Si on suit les recommandations de Jacques de Larosière, qui est venu me voir, sur la fonction publique il y a d’énormes économies à réaliser sur la durée. Nous avons 5,7 millions de fonctionnaires pour 68 millions d’habitants, soit un pour 11 habitants ; les Allemands ont 4,6 millions de fonctionnaires pour 85 millions d’habitants soir un pour 18. Si on se met à la productivité allemande, on a besoin de 3,5 millions, en gros nous avons 2,2 millions en trop.
Auguste
À 70 000 euros, toutes charges comprises par personne ça fait 155 milliards.
Antoine
Ça ne va pas se faire du jour au lendemain ; prenons sept ans. Il y a déjà les départs à la retraite, 150 000 par an C’est plus de 10 milliards par an, en 7 ans 75 milliards. Le reste c’est balayer chaque ligne du budget et se demander si c’est existentiel et si on ne peut pas mieux s’organiser.
Cet exercice a permis aux Canadiens, sous Jean Chrétien, comme tu me l’as expliqué, de baisser en sept ans de 25 % la dépense régalienne.
Je recapitule : restait 240 on vient de gagner 155 il reste 85… Là, on est à l’os !
Auguste
Pas du tout !
On n’a jamais parlé du coût des 35 heures. Plus j’y réfléchis, plus je me rends compte qu’en réduisant la durée de travail on a considérablement freiné l’économie ; je fais le calcul suivant : 21 millions d’emplois à 19 euros de l’heure, c’est-à-dire 38 euros chargés, cela fait une perte de PIB de 175 milliards, c’est en gros 90 de perte de recettes fiscales et sociales.
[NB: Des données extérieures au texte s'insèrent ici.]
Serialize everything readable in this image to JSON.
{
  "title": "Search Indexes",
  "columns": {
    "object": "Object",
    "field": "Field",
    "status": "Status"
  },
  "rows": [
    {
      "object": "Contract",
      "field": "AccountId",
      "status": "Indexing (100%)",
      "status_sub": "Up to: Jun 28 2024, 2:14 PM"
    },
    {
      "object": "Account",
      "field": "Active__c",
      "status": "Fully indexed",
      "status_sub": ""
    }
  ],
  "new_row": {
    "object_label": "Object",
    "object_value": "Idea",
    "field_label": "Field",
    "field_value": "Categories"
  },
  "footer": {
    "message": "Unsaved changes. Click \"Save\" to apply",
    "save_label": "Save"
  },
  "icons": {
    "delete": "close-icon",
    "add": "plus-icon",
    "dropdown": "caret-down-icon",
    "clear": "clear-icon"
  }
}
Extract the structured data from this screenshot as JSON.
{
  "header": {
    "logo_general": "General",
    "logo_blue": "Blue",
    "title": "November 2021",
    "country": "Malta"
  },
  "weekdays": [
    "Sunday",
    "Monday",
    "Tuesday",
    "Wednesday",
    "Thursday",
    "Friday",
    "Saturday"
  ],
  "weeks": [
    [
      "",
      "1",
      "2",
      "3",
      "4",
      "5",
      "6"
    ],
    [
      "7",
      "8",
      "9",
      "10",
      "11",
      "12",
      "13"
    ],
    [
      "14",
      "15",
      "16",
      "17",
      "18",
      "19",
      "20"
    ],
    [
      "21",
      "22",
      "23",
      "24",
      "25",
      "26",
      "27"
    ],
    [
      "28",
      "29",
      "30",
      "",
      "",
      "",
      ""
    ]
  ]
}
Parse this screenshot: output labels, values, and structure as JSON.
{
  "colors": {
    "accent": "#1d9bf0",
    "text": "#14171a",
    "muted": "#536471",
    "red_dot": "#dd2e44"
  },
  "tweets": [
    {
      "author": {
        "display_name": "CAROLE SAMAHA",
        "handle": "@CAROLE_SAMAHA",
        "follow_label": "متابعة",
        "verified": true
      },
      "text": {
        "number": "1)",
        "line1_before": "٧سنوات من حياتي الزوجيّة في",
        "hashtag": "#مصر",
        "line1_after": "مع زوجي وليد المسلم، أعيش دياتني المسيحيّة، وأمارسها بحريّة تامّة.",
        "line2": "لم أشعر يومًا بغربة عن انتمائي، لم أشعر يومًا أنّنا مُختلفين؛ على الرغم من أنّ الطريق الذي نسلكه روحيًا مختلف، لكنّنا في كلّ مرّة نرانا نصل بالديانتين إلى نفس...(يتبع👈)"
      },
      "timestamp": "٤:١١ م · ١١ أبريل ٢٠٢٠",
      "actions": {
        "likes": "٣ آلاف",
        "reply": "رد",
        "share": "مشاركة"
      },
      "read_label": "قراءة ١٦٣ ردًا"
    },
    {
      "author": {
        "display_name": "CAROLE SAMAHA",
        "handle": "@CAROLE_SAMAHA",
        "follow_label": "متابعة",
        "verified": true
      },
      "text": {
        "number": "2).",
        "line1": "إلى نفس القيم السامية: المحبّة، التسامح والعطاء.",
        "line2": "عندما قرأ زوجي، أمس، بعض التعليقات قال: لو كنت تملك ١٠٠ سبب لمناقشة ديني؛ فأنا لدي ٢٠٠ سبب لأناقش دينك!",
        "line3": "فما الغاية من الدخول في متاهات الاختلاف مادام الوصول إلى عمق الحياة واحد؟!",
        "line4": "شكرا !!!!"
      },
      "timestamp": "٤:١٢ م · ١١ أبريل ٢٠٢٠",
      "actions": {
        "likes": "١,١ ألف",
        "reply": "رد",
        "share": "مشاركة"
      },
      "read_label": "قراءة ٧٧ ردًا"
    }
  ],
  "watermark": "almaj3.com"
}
Les 85 milliards …on les a trouvés !
Antoine
Génial ! Le message à passer est simple, Il suffit, mais il faut trois familles d’efforts
– travailler comme nos voisins (départ à la retraite à 67 ans et 40 heures par semaine),
-accepter un ticket modérateur (largement payé par l’augmentation de la durée de travail)
-et faire ce que les Canadiens ont fait sur leur sphère publique sous Jean Chrétien .
Auguste
Les 58 % de dépenses publiques et sociales vont considérablement décroitre , on va passer largement sous les 50 % : fais les calculs , du coup le pays va redevenir attractif et la croissance va revenir .
Ceci est confirmé par l’analyse de ce qui s’est passé à la sortie de la crise Lehman Brothers : tous les pays qui ont baissé les dépenses et les impôts , ce qu’on va faire , se sont remis à croitre .
Antoine
J’ai bien compris que ces réformes vont permettre de retrouver un excédent qui permettra de réduire la dette, peut on aller plus vite ?
Auguste
Tu lis dans ma tête, l’État a d’énormes actifs immobiliers et un gros portefeuille d’actions, il pourrait en vendre une partie pour réduire d’un coup la dette.
Antoine
Tu as une idée de la somme ?
Auguste
Demande aux services compétents. Je crois me souvenir que l’Etat possède 100 millions de m² bâtis; à mon avis ce n’est pas impensable de trouver 1 000 milliards .Je ne te dis pas de te séparer du palais de l’Elysée pour frapper les esprits mais réfléchis à une vente significative sur quelques années. Là, tu fais chuter la dette .
Antoine
Merci grand père, ça se met en place dans ma tête. Le problème de la sphère privée c’est qu’elle ne travaille pas assez. La sphère publique, c’est autre chose, elle ne travaille pas aussi efficacement qu’elle le devrait.
Auguste
Le pays peut très bien repartir d’un bon pied.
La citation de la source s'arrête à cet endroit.